Here’s a likely conversation taking place at the big hardware vendors these days:
CEO: The cloud is important. Everyone says it’s the future. We should be doing something about it.
CFO: What can we do? We don’t know much about this.
CMO: We already added the word “cloud” to all of our server and storage boxes. We’re kind of selling cloud right now, aren’t we?
VP: Well, I heard of this thing called OpenStack. It doesn’t actually cost us anything and we don’t really need to do anything except publicly say that we support it. This way the media will write about us and we can say we have a cloud play until we figure things out internally.
CEO: Genius! Let’s make it happen. Now what exactly is this cloud thing again?
Since Rackspace was new the cloud and had no real developer program, OpenStack was conceived to get developers on board in order to compete against Amazon. OpenStack approach is sound, but can it gain momentum when VMware and others are moving fast in getting clients real clouds.
OpenStack’s key challenge is that the big enterprises tend to buy established and commercial grade products and service. Specifically, they want production-grade framework, objects synchronized and data consistency.
I talked with an executive at a big cloud company who didn’t want to come forward and he said the following “what these big OEMs like HP and Oracle looking for cloud plans should be spending their time on instead of Opensource is to figuring out how exactly they plan to compete with the likes of Amazon, Google and Microsoft Azure.”
Dollars that used to be going to the big hardware vendors are now going straight to the cloud. As Google and Amazon intensify their focus on the cloud space the answer from the hardware vendors can’t continue to be “we’re going to be the infrastructure outfitters—the arms dealers—to the cloud service providers.”
Market leaders Amazon and Google and upstarts like Nirvanix aren’t using multi-million dollar boxes from companies like Oracle to run their clouds. They’re all running on commodity, high-density servers and storage systems to get the costs down as low as possible. Some of them are building their own gear! They’re not accustomed to the fat cat margins that the hardware vendors have thrived on for decades.

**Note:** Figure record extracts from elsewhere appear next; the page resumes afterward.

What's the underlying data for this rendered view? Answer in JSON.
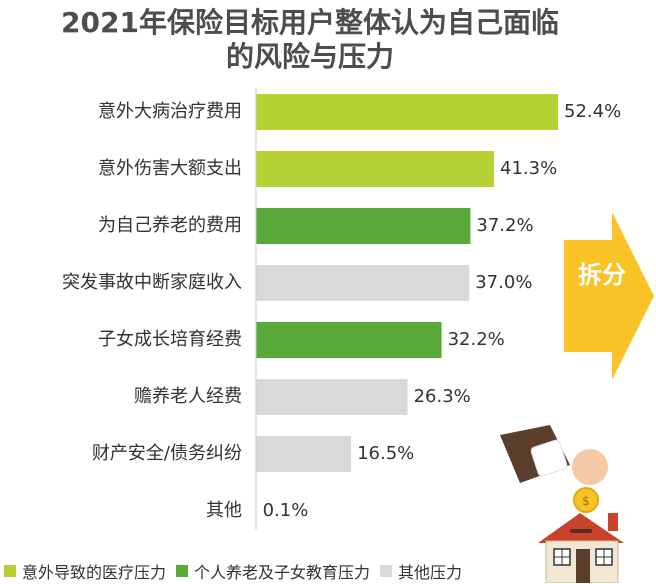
{
  "title": "2021年保险目标用户整体认为自己面临的风险与压力",
  "side_badge": "拆分",
  "colors": {
    "medical": "#b4d233",
    "family": "#58a83a",
    "other": "#d9d9d9",
    "arrow": "#f7c325"
  },
  "legend": [
    {
      "label": "意外导致的医疗压力",
      "color": "#b4d233"
    },
    {
      "label": "个人养老及子女教育压力",
      "color": "#58a83a"
    },
    {
      "label": "其他压力",
      "color": "#d9d9d9"
    }
  ],
  "chart_data": {
    "type": "bar",
    "orientation": "horizontal",
    "title": "2021年保险目标用户整体认为自己面临的风险与压力",
    "categories": [
      "意外大病治疗费用",
      "意外伤害大额支出",
      "为自己养老的费用",
      "突发事故中断家庭收入",
      "子女成长培育经费",
      "赡养老人经费",
      "财产安全/债务纠纷",
      "其他"
    ],
    "values": [
      52.4,
      41.3,
      37.2,
      37.0,
      32.2,
      26.3,
      16.5,
      0.1
    ],
    "value_labels": [
      "52.4%",
      "41.3%",
      "37.2%",
      "37.0%",
      "32.2%",
      "26.3%",
      "16.5%",
      "0.1%"
    ],
    "groups": [
      "意外导致的医疗压力",
      "意外导致的医疗压力",
      "个人养老及子女教育压力",
      "其他压力",
      "个人养老及子女教育压力",
      "其他压力",
      "其他压力",
      "其他压力"
    ],
    "xlim": [
      0,
      52.4
    ],
    "grid": false,
    "legend_position": "bottom"
  }
}
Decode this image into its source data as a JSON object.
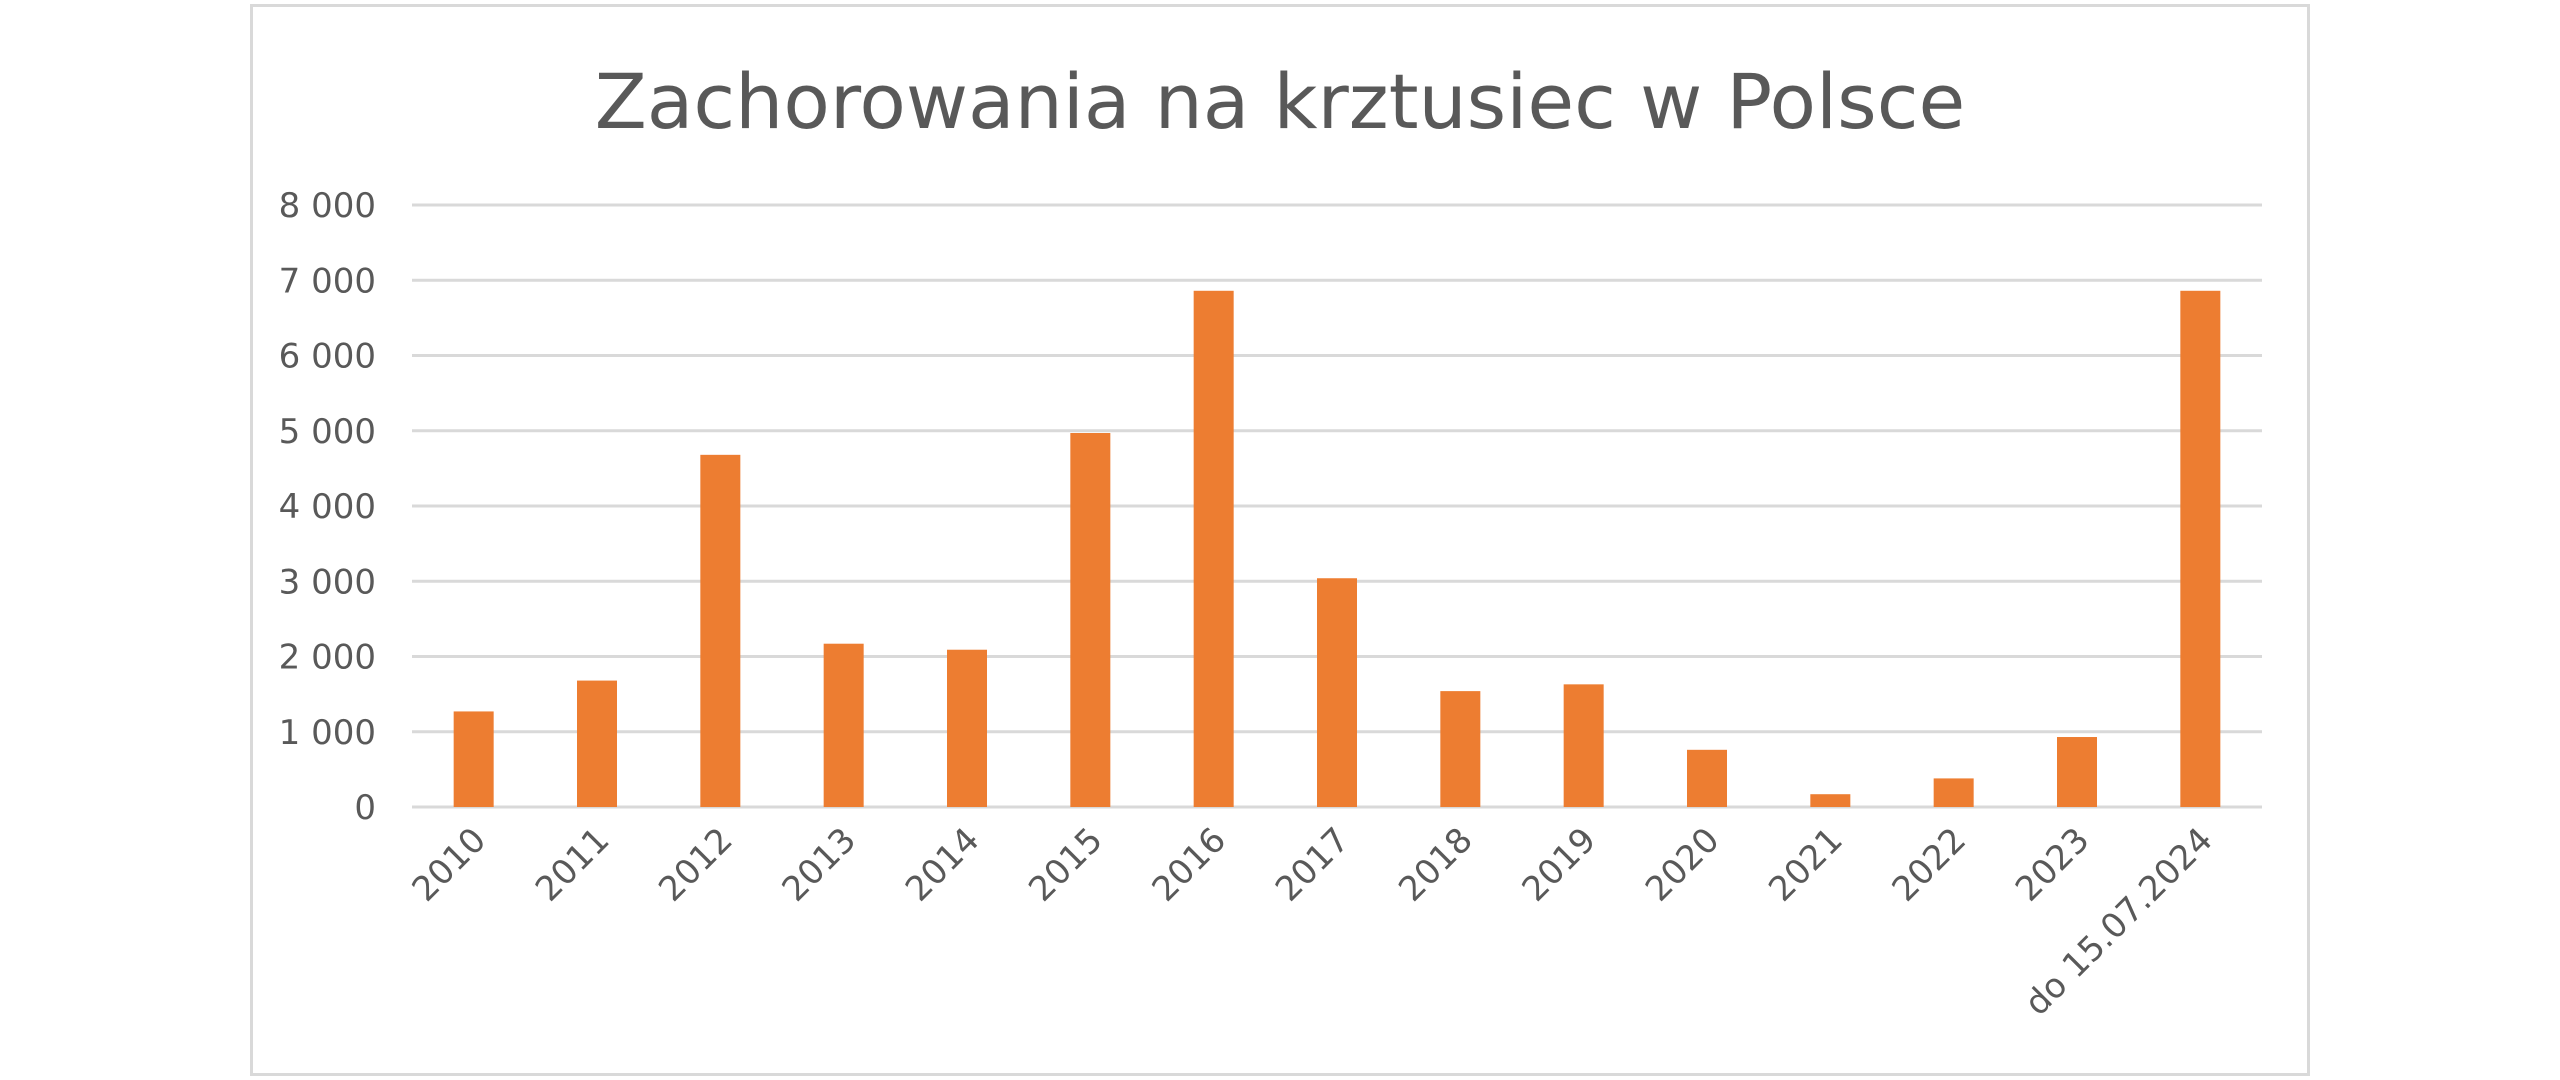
{
  "chart_data": {
    "type": "bar",
    "title": "Zachorowania na krztusiec w Polsce",
    "xlabel": "",
    "ylabel": "",
    "categories": [
      "2010",
      "2011",
      "2012",
      "2013",
      "2014",
      "2015",
      "2016",
      "2017",
      "2018",
      "2019",
      "2020",
      "2021",
      "2022",
      "2023",
      "do 15.07.2024"
    ],
    "values": [
      1270,
      1680,
      4680,
      2170,
      2090,
      4970,
      6860,
      3040,
      1540,
      1630,
      760,
      170,
      380,
      930,
      6860
    ],
    "ylim": [
      0,
      8000
    ],
    "y_ticks": [
      {
        "value": 0,
        "label": "0"
      },
      {
        "value": 1000,
        "label": "1 000"
      },
      {
        "value": 2000,
        "label": "2 000"
      },
      {
        "value": 3000,
        "label": "3 000"
      },
      {
        "value": 4000,
        "label": "4 000"
      },
      {
        "value": 5000,
        "label": "5 000"
      },
      {
        "value": 6000,
        "label": "6 000"
      },
      {
        "value": 7000,
        "label": "7 000"
      },
      {
        "value": 8000,
        "label": "8 000"
      }
    ],
    "bar_color": "#ED7D31",
    "grid": true,
    "legend": "none"
  }
}
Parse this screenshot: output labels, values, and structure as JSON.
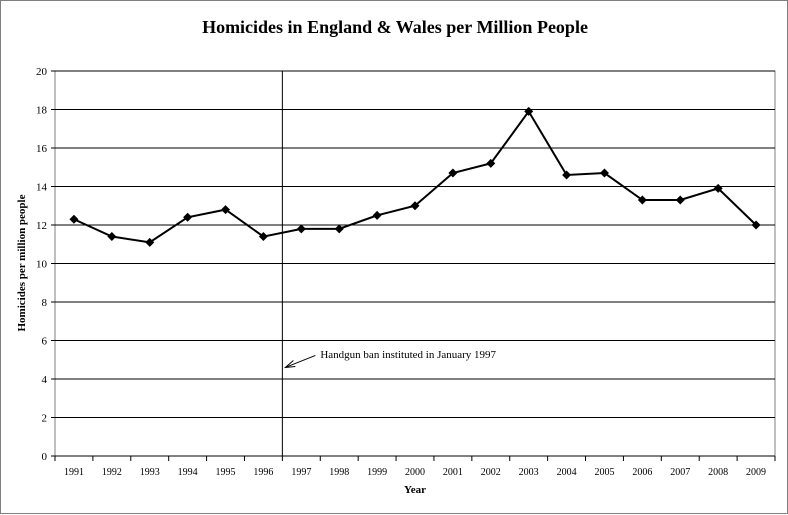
{
  "chart_data": {
    "type": "line",
    "title": "Homicides in England & Wales per Million People",
    "xlabel": "Year",
    "ylabel": "Homicides per million people",
    "categories": [
      "1991",
      "1992",
      "1993",
      "1994",
      "1995",
      "1996",
      "1997",
      "1998",
      "1999",
      "2000",
      "2001",
      "2002",
      "2003",
      "2004",
      "2005",
      "2006",
      "2007",
      "2008",
      "2009"
    ],
    "series": [
      {
        "values": [
          12.3,
          11.4,
          11.1,
          12.4,
          12.8,
          11.4,
          11.8,
          11.8,
          12.5,
          13.0,
          14.7,
          15.2,
          17.9,
          14.6,
          14.7,
          13.3,
          13.3,
          13.9,
          12.0
        ]
      }
    ],
    "ylim": [
      0,
      20
    ],
    "yticks": [
      0,
      2,
      4,
      6,
      8,
      10,
      12,
      14,
      16,
      18,
      20
    ],
    "grid": "horizontal",
    "line_color": "#000000",
    "marker": "diamond",
    "annotation": {
      "text": "Handgun ban instituted in January 1997",
      "marker_between": [
        "1996",
        "1997"
      ]
    }
  }
}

Instead they learned to build lean, lithe, agile businesses on cloud services models using inexpensive hardware and their own value-add software. That’s where the innovation is going—the software layer with very efficient converged infrastructure oriented hardware (networks, SSD storage, servers).
Amazon, Google, Nirvanix, and even startups are intensifying their market traction and winning accounts that the big guys used to win. Those thousands of companies using Gmail and Google Apps used to buy storage and servers from one of the big boys to run Microsoft Exchange. For example companies are running stuff on Amazon, considering Google, and even putting petabytes of digital content in the Nirvanix cloud. In the past those customers used to buy physical machines and pay exorbitant maintenance fees on them.
The big established hardware and software players need real products in the market that are cloud based. For example storage as a service with a pay by usage pricing before the Amazons and Googles of the world get into the billion dollar revenue range. I’ve been specifically optimistic about HP’s potential there. HP’s has a big cloud opportunity maybe more than the others they compete with.
The net effect is companies need to have real cloud products and services ones that tie to the future user expectations – a personal computer that is a phone or other thin device all tied together with software.
The mantra for the big companies is “cloud or die”.